One airline looking to integrate long-term environmental planning and corporate social responsibility into its core business strategy is JetBlue. The airline sets goals to meet both short and long-term financial needs, while also fulfilling its commitment to reducing emissions.

Now, as the market evolves beyond sustainability to incorporate more environmental, social and governance (ESG) issues, JetBlue is well positioned to lead the aviation sector into a new, more environmentally conscious future. European CEO spoke to Robin Hayes, CEO of JetBlue, to learn how the company is adapting to new environmental and social pressures, while continuing to meet the financial demands of its shareholders.

In terms of ESG, why is transparency so important? 
At JetBlue, we believe in communicating transparently about our plans and achievements. Since 2006, we’ve shared our social and environmental efforts and impacts publicly. Companies report on these topics because customers demand this information – and rightfully so.
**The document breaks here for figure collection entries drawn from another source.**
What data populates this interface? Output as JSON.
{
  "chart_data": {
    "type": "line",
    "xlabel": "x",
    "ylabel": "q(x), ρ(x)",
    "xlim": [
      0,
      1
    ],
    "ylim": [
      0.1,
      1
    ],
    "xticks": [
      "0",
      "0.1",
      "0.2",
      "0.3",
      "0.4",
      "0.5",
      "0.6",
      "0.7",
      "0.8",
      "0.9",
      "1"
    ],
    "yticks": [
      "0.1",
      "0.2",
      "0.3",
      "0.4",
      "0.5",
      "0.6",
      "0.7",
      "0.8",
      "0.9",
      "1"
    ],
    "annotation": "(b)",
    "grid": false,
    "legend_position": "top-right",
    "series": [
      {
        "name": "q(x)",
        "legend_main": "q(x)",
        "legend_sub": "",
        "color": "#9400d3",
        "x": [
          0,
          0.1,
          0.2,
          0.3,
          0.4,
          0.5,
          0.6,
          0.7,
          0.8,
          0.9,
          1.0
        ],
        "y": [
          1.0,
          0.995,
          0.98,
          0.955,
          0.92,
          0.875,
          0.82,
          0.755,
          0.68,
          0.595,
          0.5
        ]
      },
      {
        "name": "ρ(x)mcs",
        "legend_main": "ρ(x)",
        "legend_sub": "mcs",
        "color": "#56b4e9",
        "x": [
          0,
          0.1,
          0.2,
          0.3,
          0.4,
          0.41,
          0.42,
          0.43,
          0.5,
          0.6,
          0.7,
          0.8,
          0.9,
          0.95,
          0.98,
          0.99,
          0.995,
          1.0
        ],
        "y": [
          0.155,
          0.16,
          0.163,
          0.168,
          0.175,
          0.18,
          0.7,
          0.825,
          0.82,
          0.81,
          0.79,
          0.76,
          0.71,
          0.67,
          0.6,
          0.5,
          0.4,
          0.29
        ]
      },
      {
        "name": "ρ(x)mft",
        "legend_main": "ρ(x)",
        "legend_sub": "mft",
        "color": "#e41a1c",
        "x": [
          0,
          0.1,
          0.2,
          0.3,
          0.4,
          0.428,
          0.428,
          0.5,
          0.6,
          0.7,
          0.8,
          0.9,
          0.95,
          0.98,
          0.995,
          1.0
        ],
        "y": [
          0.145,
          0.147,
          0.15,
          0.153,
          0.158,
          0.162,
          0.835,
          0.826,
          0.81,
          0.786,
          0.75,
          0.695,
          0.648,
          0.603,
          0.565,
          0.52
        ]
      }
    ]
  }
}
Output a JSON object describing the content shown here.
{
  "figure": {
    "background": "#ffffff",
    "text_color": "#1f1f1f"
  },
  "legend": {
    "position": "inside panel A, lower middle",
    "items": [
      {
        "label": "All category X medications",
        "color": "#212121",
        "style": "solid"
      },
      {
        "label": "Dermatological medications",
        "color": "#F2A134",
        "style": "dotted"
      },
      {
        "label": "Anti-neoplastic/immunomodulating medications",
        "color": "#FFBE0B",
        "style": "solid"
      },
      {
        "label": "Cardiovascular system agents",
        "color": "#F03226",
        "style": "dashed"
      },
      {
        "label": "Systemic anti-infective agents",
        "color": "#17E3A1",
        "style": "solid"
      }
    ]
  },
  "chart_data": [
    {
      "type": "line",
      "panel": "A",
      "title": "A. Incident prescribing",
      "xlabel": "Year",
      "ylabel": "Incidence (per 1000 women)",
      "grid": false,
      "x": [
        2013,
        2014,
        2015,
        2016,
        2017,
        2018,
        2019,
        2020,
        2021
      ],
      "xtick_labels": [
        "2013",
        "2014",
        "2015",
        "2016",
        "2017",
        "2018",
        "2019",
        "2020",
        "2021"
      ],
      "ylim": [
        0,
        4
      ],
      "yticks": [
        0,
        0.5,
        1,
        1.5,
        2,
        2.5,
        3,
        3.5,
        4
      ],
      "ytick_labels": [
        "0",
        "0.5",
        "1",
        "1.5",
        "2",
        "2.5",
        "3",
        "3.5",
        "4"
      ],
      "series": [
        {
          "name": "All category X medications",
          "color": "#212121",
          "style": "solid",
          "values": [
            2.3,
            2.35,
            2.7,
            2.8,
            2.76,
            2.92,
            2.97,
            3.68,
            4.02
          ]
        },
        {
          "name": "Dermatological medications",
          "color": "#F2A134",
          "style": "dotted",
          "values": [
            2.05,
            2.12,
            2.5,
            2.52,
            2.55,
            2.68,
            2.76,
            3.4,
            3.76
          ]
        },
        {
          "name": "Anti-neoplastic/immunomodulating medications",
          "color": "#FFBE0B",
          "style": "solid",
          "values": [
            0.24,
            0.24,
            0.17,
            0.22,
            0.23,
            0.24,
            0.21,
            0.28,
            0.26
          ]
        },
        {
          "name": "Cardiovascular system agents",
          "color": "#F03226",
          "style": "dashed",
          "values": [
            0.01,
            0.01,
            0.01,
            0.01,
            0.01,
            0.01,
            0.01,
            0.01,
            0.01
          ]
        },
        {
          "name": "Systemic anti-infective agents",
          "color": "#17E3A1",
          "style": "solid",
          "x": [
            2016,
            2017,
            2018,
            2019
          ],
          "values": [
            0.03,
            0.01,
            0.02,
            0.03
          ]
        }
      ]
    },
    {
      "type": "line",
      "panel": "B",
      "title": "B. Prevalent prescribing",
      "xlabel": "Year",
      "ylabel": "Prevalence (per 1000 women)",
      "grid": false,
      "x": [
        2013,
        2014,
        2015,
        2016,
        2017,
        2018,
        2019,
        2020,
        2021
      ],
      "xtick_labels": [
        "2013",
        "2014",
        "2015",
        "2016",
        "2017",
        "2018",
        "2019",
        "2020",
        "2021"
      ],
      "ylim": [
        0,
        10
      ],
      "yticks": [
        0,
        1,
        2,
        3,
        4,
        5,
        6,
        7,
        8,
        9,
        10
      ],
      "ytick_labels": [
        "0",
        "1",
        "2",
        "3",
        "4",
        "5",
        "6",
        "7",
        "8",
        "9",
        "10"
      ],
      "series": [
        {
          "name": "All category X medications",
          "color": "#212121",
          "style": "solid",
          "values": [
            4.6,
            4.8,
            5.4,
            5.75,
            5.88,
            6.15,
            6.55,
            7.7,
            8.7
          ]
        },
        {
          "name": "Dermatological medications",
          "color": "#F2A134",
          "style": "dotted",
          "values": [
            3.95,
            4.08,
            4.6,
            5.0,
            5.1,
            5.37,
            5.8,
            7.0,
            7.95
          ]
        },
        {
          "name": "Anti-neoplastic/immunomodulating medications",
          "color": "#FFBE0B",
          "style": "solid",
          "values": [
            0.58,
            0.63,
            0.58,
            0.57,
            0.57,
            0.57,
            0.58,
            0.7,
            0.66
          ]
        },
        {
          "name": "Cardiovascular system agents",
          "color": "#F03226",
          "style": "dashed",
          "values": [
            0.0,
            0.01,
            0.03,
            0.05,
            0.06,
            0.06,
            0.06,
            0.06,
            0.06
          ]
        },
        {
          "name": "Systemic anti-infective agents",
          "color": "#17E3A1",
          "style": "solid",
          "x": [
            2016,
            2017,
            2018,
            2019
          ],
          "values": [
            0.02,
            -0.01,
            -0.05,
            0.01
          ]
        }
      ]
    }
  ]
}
ESG itself is focused on the risks that stem from factors relating to larger environmental and social pressures – in this respect, transparency is key. Investors want to see that we have a viable plan to stay profitable long into the future, even when faced with looming environmental and social challenges.

ESG relates to corporate financial reporting, investor relations, enterprise risk management and shareholder engagement. While sustainability is inherently inward-looking and operational, ESG focuses on external forces, planning for scenarios that are likely to arise in the near future.